Additionally, what about the safety of a female student who identifies as a male? Wouldn't that student be safer in a single-occupancy room rather than a multiuse male facility?

Some other opponents of HB4474 point to civil rights abuses in American history, but comparisons to racial segregation are inappropriate.

Racial segregation was based on the absurd notion that races are substantively different. Providing separate facilities based on sex stems from the true belief that males and females are biologically, physiologically and anatomically different.
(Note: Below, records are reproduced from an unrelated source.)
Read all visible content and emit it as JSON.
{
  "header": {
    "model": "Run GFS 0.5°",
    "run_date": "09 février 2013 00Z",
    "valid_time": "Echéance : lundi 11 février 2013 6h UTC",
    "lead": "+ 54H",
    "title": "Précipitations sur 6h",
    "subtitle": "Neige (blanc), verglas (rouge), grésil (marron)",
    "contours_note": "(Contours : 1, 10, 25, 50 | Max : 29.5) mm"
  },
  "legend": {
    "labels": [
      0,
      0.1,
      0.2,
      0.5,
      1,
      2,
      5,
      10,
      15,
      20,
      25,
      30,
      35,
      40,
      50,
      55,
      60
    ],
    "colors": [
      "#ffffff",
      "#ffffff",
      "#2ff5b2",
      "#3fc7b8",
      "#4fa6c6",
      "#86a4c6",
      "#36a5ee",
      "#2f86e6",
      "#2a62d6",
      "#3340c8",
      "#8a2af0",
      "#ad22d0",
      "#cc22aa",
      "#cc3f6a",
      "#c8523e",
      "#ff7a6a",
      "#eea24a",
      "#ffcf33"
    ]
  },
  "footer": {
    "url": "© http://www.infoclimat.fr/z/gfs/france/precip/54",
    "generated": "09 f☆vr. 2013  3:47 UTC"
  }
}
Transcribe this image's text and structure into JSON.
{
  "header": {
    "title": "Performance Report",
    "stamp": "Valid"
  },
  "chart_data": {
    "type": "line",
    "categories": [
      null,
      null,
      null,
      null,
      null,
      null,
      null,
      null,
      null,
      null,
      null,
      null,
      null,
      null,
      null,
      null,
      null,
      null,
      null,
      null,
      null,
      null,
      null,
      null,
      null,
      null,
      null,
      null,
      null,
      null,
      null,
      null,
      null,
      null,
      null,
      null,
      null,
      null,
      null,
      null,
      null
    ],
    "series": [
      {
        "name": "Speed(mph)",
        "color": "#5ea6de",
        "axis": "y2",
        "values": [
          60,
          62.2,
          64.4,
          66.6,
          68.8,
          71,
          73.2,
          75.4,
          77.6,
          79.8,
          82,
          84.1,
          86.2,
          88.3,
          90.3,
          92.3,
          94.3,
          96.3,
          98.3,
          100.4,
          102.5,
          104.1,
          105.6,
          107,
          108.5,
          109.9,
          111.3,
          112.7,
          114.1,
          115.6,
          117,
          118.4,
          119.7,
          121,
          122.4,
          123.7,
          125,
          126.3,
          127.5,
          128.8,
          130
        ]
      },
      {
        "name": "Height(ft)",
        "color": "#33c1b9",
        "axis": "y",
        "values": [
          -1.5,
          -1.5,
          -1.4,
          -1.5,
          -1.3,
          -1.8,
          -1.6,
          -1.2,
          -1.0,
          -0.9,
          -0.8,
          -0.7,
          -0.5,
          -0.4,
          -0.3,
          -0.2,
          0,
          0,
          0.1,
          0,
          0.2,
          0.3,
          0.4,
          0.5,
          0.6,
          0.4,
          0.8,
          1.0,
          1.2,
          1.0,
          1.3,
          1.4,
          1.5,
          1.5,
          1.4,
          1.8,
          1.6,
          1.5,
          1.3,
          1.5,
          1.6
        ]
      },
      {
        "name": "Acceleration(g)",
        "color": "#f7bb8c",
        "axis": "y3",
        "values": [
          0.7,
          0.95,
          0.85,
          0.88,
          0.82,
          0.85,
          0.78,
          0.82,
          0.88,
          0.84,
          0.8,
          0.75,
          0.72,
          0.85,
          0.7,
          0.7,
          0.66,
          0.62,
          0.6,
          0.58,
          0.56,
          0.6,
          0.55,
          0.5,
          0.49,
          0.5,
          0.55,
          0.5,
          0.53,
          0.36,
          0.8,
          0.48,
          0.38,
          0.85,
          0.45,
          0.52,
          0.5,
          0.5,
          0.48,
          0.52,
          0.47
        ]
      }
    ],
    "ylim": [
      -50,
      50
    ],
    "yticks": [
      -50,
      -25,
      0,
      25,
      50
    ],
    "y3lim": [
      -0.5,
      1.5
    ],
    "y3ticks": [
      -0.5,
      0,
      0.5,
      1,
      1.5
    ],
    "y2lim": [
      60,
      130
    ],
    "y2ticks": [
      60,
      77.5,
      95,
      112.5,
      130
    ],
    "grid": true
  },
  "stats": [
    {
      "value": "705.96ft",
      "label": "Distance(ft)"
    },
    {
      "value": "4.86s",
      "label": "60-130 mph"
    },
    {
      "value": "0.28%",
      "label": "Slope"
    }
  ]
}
Those differences are the basis for the desire for privacy in these types of public places. The purpose behind separating males and females has never been to exclude nor to maintain the superiority of one sex over another but merely to recognize the many differences between the sexes.

We cannot selectively pick winners and losers when it comes to privacy - especially when the ones affected by those decisions are vulnerable minors who need protection, including those who have been victims of sexual abuse.

This is an issue that requires sensitivity and fairness. We share the desire to do what is best for children. We believe our legislation is a common-sense solution and is the best option to protect the safety, modesty, and privacy of all children.

Rep. Tom Morrison is a Republican from Palatine. Rep. Mary Flowers is a Democrat from Chicago.